For those people who never seem to get around to donating, that’s not really an excuse. If you don’t mind, I’d like to turn that argument on its head. Put yourself in the position where the person you love most in the world – a partner, a child, a parent, a friend – falls critically ill and needs a blood transfusion. Wouldn’t you want there to be sufficient blood stocks to help them get better? The NHS comes in for a lot of criticism, but this is one area that is out of their control. They can’t force people to donate blood. It’s got to be voluntary and the service relies on regular donations to ensure that they can treat patients who need it the most. So taking an hour out of your life every 3-4 months really isn’t that much of a hardship if it could make the difference between life and death for someone else.

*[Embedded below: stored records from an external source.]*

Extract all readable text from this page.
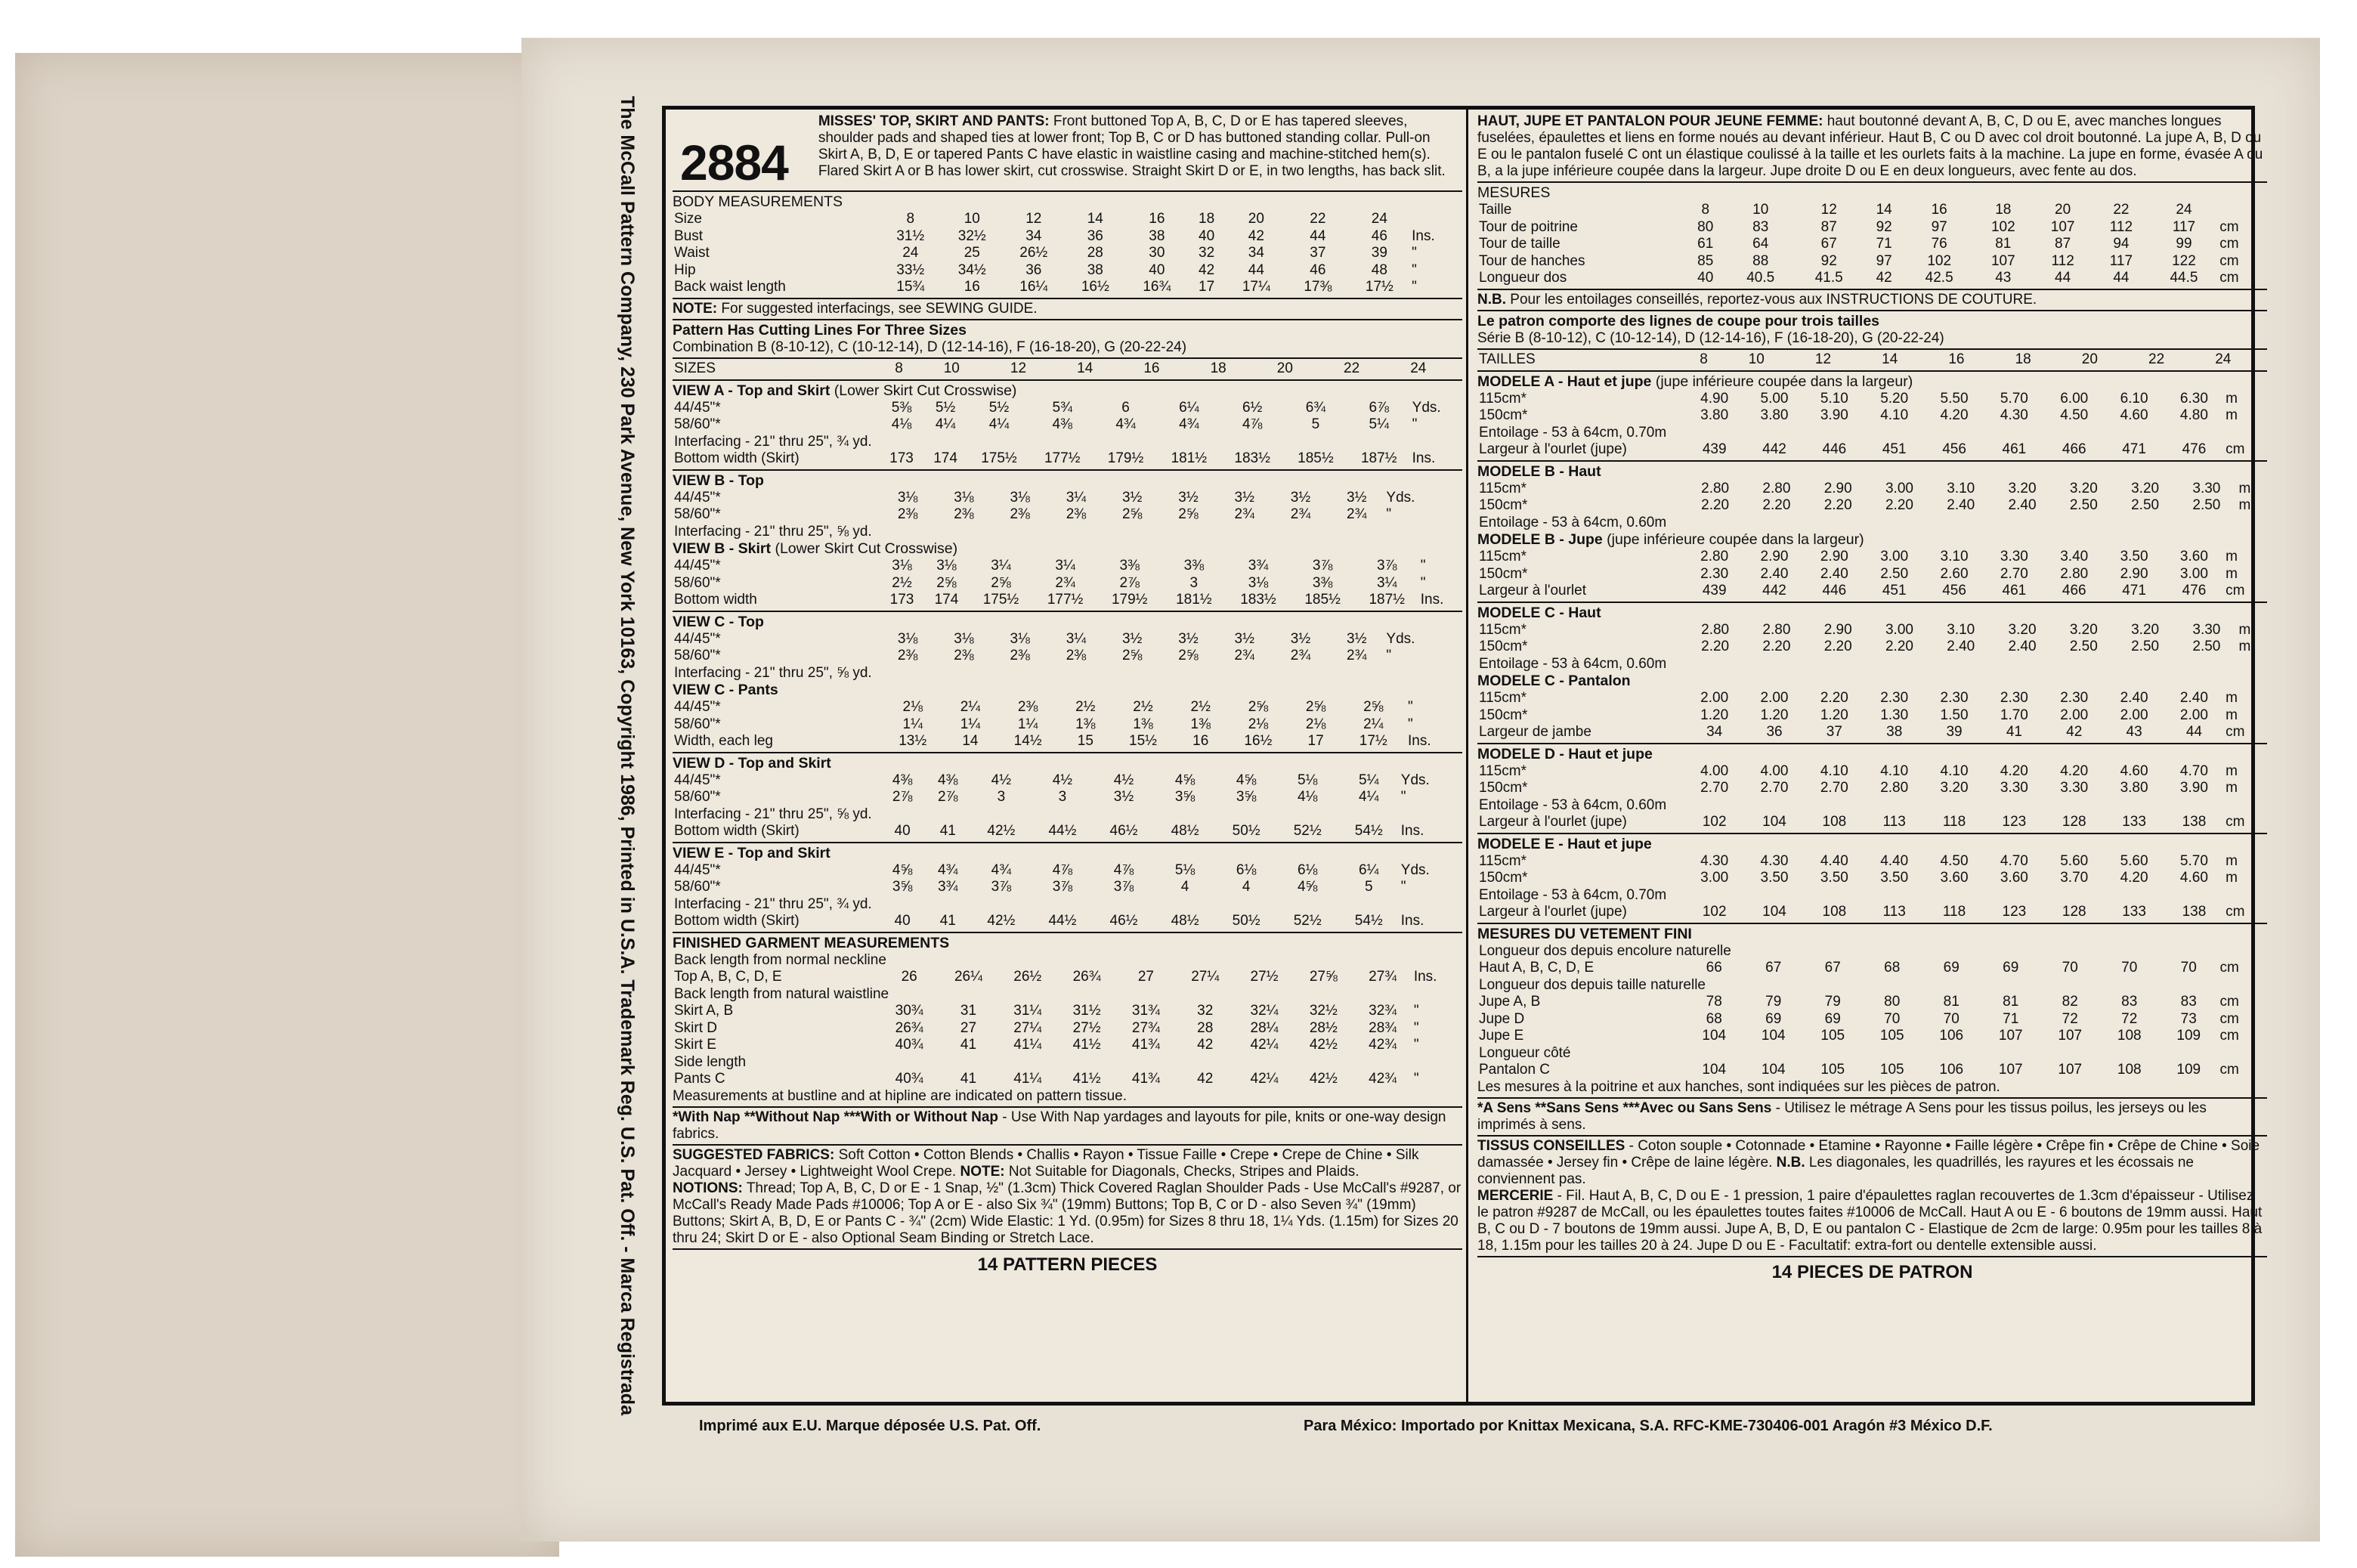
The McCall Pattern Company, 230 Park Avenue, New York 10163, Copyright 1986, Printed in U.S.A. Trademark Reg. U.S. Pat. Off. - Marca Registrada 2884
MISSES' TOP, SKIRT AND PANTS: Front buttoned Top A, B, C, D or E has tapered sleeves, shoulder pads and shaped ties at lower front; Top B, C or D has buttoned standing collar. Pull-on Skirt A, B, D, E or tapered Pants C have elastic in waistline casing and machine-stitched hem(s). Flared Skirt A or B has lower skirt, cut crosswise. Straight Skirt D or E, in two lengths, has back slit.
BODY MEASUREMENTS
Size	8	10	12	14	16	18	20	22	24	
Bust	31½	32½	34	36	38	40	42	44	46	Ins.
Waist	24	25	26½	28	30	32	34	37	39	"
Hip	33½	34½	36	38	40	42	44	46	48	"
Back waist length	15¾	16	16¼	16½	16¾	17	17¼	17⅜	17½	"
NOTE: For suggested interfacings, see SEWING GUIDE.
Pattern Has Cutting Lines For Three Sizes
Combination B (8-10-12), C (10-12-14), D (12-14-16), F (16-18-20), G (20-22-24)
SIZES	8	10	12	14	16	18	20	22	24	
VIEW A - Top and Skirt (Lower Skirt Cut Crosswise)
44/45"*	5⅜	5½	5½	5¾	6	6¼	6½	6¾	6⅞	Yds.
58/60"*	4⅛	4¼	4¼	4⅜	4¾	4¾	4⅞	5	5¼	"
Interfacing - 21" thru 25", ¾ yd.										
Bottom width (Skirt)	173	174	175½	177½	179½	181½	183½	185½	187½	Ins.
VIEW B - Top
44/45"*	3⅛	3⅛	3⅛	3¼	3½	3½	3½	3½	3½	Yds.
58/60"*	2⅜	2⅜	2⅜	2⅜	2⅝	2⅝	2¾	2¾	2¾	"
Interfacing - 21" thru 25", ⅝ yd.										
VIEW B - Skirt (Lower Skirt Cut Crosswise)
44/45"*	3⅛	3⅛	3¼	3¼	3⅜	3⅜	3¾	3⅞	3⅞	"
58/60"*	2½	2⅝	2⅝	2¾	2⅞	3	3⅛	3⅜	3¼	"
Bottom width	173	174	175½	177½	179½	181½	183½	185½	187½	Ins.
VIEW C - Top
44/45"*	3⅛	3⅛	3⅛	3¼	3½	3½	3½	3½	3½	Yds.
58/60"*	2⅜	2⅜	2⅜	2⅜	2⅝	2⅝	2¾	2¾	2¾	"
Interfacing - 21" thru 25", ⅝ yd.										
VIEW C - Pants
44/45"*	2⅛	2¼	2⅜	2½	2½	2½	2⅝	2⅝	2⅝	"
58/60"*	1¼	1¼	1¼	1⅜	1⅜	1⅜	2⅛	2⅛	2¼	"
Width, each leg	13½	14	14½	15	15½	16	16½	17	17½	Ins.
VIEW D - Top and Skirt
44/45"*	4⅜	4⅜	4½	4½	4½	4⅝	4⅝	5⅛	5¼	Yds.
58/60"*	2⅞	2⅞	3	3	3½	3⅝	3⅝	4⅛	4¼	"
Interfacing - 21" thru 25", ⅝ yd.										
Bottom width (Skirt)	40	41	42½	44½	46½	48½	50½	52½	54½	Ins.
VIEW E - Top and Skirt
44/45"*	4⅝	4¾	4¾	4⅞	4⅞	5⅛	6⅛	6⅛	6¼	Yds.
58/60"*	3⅝	3¾	3⅞	3⅞	3⅞	4	4	4⅝	5	"
Interfacing - 21" thru 25", ¾ yd.										
Bottom width (Skirt)	40	41	42½	44½	46½	48½	50½	52½	54½	Ins.
FINISHED GARMENT MEASUREMENTS
Back length from normal neckline										
Top A, B, C, D, E	26	26¼	26½	26¾	27	27¼	27½	27⅝	27¾	Ins.
Back length from natural waistline										
Skirt A, B	30¾	31	31¼	31½	31¾	32	32¼	32½	32¾	"
Skirt D	26¾	27	27¼	27½	27¾	28	28¼	28½	28¾	"
Skirt E	40¾	41	41¼	41½	41¾	42	42¼	42½	42¾	"
Side length										
Pants C	40¾	41	41¼	41½	41¾	42	42¼	42½	42¾	"
Measurements at bustline and at hipline are indicated on pattern tissue.
*With Nap **Without Nap ***With or Without Nap - Use With Nap yardages and layouts for pile, knits or one-way design fabrics.
SUGGESTED FABRICS: Soft Cotton • Cotton Blends • Challis • Rayon • Tissue Faille • Crepe • Crepe de Chine • Silk Jacquard • Jersey • Lightweight Wool Crepe. NOTE: Not Suitable for Diagonals, Checks, Stripes and Plaids.
NOTIONS: Thread; Top A, B, C, D or E - 1 Snap, ½" (1.3cm) Thick Covered Raglan Shoulder Pads - Use McCall's #9287, or McCall's Ready Made Pads #10006; Top A or E - also Six ¾" (19mm) Buttons; Top B, C or D - also Seven ¾" (19mm) Buttons; Skirt A, B, D, E or Pants C - ¾" (2cm) Wide Elastic: 1 Yd. (0.95m) for Sizes 8 thru 18, 1¼ Yds. (1.15m) for Sizes 20 thru 24; Skirt D or E - also Optional Seam Binding or Stretch Lace.
14 PATTERN PIECES
HAUT, JUPE ET PANTALON POUR JEUNE FEMME: haut boutonné devant A, B, C, D ou E, avec manches longues fuselées, épaulettes et liens en forme noués au devant inférieur. Haut B, C ou D avec col droit boutonné. La jupe A, B, D ou E ou le pantalon fuselé C ont un élastique coulissé à la taille et les ourlets faits à la machine. La jupe en forme, évasée A ou B, a la jupe inférieure coupée dans la largeur. Jupe droite D ou E en deux longueurs, avec fente au dos.
MESURES
Taille	8	10	12	14	16	18	20	22	24	
Tour de poitrine	80	83	87	92	97	102	107	112	117	cm
Tour de taille	61	64	67	71	76	81	87	94	99	cm
Tour de hanches	85	88	92	97	102	107	112	117	122	cm
Longueur dos	40	40.5	41.5	42	42.5	43	44	44	44.5	cm
N.B. Pour les entoilages conseillés, reportez-vous aux INSTRUCTIONS DE COUTURE.
Le patron comporte des lignes de coupe pour trois tailles
Série B (8-10-12), C (10-12-14), D (12-14-16), F (16-18-20), G (20-22-24)
TAILLES	8	10	12	14	16	18	20	22	24	
MODELE A - Haut et jupe (jupe inférieure coupée dans la largeur)
115cm*	4.90	5.00	5.10	5.20	5.50	5.70	6.00	6.10	6.30	m
150cm*	3.80	3.80	3.90	4.10	4.20	4.30	4.50	4.60	4.80	m
Entoilage - 53 à 64cm, 0.70m										
Largeur à l'ourlet (jupe)	439	442	446	451	456	461	466	471	476	cm
MODELE B - Haut
115cm*	2.80	2.80	2.90	3.00	3.10	3.20	3.20	3.20	3.30	m
150cm*	2.20	2.20	2.20	2.20	2.40	2.40	2.50	2.50	2.50	m
Entoilage - 53 à 64cm, 0.60m										
MODELE B - Jupe (jupe inférieure coupée dans la largeur)
115cm*	2.80	2.90	2.90	3.00	3.10	3.30	3.40	3.50	3.60	m
150cm*	2.30	2.40	2.40	2.50	2.60	2.70	2.80	2.90	3.00	m
Largeur à l'ourlet	439	442	446	451	456	461	466	471	476	cm
MODELE C - Haut
115cm*	2.80	2.80	2.90	3.00	3.10	3.20	3.20	3.20	3.30	m
150cm*	2.20	2.20	2.20	2.20	2.40	2.40	2.50	2.50	2.50	m
Entoilage - 53 à 64cm, 0.60m										
MODELE C - Pantalon
115cm*	2.00	2.00	2.20	2.30	2.30	2.30	2.30	2.40	2.40	m
150cm*	1.20	1.20	1.20	1.30	1.50	1.70	2.00	2.00	2.00	m
Largeur de jambe	34	36	37	38	39	41	42	43	44	cm
MODELE D - Haut et jupe
115cm*	4.00	4.00	4.10	4.10	4.10	4.20	4.20	4.60	4.70	m
150cm*	2.70	2.70	2.70	2.80	3.20	3.30	3.30	3.80	3.90	m
Entoilage - 53 à 64cm, 0.60m										
Largeur à l'ourlet (jupe)	102	104	108	113	118	123	128	133	138	cm
MODELE E - Haut et jupe
115cm*	4.30	4.30	4.40	4.40	4.50	4.70	5.60	5.60	5.70	m
150cm*	3.00	3.50	3.50	3.50	3.60	3.60	3.70	4.20	4.60	m
Entoilage - 53 à 64cm, 0.70m										
Largeur à l'ourlet (jupe)	102	104	108	113	118	123	128	133	138	cm
MESURES DU VETEMENT FINI
Longueur dos depuis encolure naturelle										
Haut A, B, C, D, E	66	67	67	68	69	69	70	70	70	cm
Longueur dos depuis taille naturelle										
Jupe A, B	78	79	79	80	81	81	82	83	83	cm
Jupe D	68	69	69	70	70	71	72	72	73	cm
Jupe E	104	104	105	105	106	107	107	108	109	cm
Longueur côté										
Pantalon C	104	104	105	105	106	107	107	108	109	cm
Les mesures à la poitrine et aux hanches, sont indiquées sur les pièces de patron.
*A Sens **Sans Sens ***Avec ou Sans Sens - Utilisez le métrage A Sens pour les tissus poilus, les jerseys ou les imprimés à sens.
TISSUS CONSEILLES - Coton souple • Cotonnade • Etamine • Rayonne • Faille légère • Crêpe fin • Crêpe de Chine • Soie damassée • Jersey fin • Crêpe de laine légère. N.B. Les diagonales, les quadrillés, les rayures et les écossais ne conviennent pas.
MERCERIE - Fil. Haut A, B, C, D ou E - 1 pression, 1 paire d'épaulettes raglan recouvertes de 1.3cm d'épaisseur - Utilisez le patron #9287 de McCall, ou les épaulettes toutes faites #10006 de McCall. Haut A ou E - 6 boutons de 19mm aussi. Haut B, C ou D - 7 boutons de 19mm aussi. Jupe A, B, D, E ou pantalon C - Elastique de 2cm de large: 0.95m pour les tailles 8 à 18, 1.15m pour les tailles 20 à 24. Jupe D ou E - Facultatif: extra-fort ou dentelle extensible aussi.
14 PIECES DE PATRON
Imprimé aux E.U. Marque déposée U.S. Pat. Off.	Para México: Importado por Knittax Mexicana, S.A. RFC-KME-730406-001 Aragón #3 México D.F.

Concern about health problems is perhaps the most genuine excuse. The blood used in transfusions has got to be safe, and all donations are screened. Donors complete a health check before their donation to ensure that they are suitable to give blood, and those that are not are thanked and sent on their way. But more often than not volunteers will be allowed to donate. So, unless you know for sure that your blood is unsuitable, why not let the professionals decide?
Tea and biscuits anyone?
As I said before, blood donation is voluntary, but there is a genuine need for new donors. If you’re nervous, take a friend along – an experienced donor or a newbie who you can rope into giving blood at the same time.
While you’re there, you can also find out about component donation. Platelets and plasma are equally vital.
I sincerely hope that this blog is able to persuade even just a handful of people to give blood donation a go, or perhaps start going again having given up for some reason. Surely the thought of saving someone’s life is a big enough incentive!
There’s one more thing that sweetens the deal – free tea and biscuits! Having had 470ml of blood taken out of you (“That’s very nearly an armful!” – Tony Hancock, 1961), the lovely people at the donor centre offer to top you up with drinks and biscuits – as much as you like!
So go on – find your nearest donation session (www.blood.co.uk) and make an appointment. Then, when you arrive, you can sit back and feel smug that you’re doing something amazing. Thank you.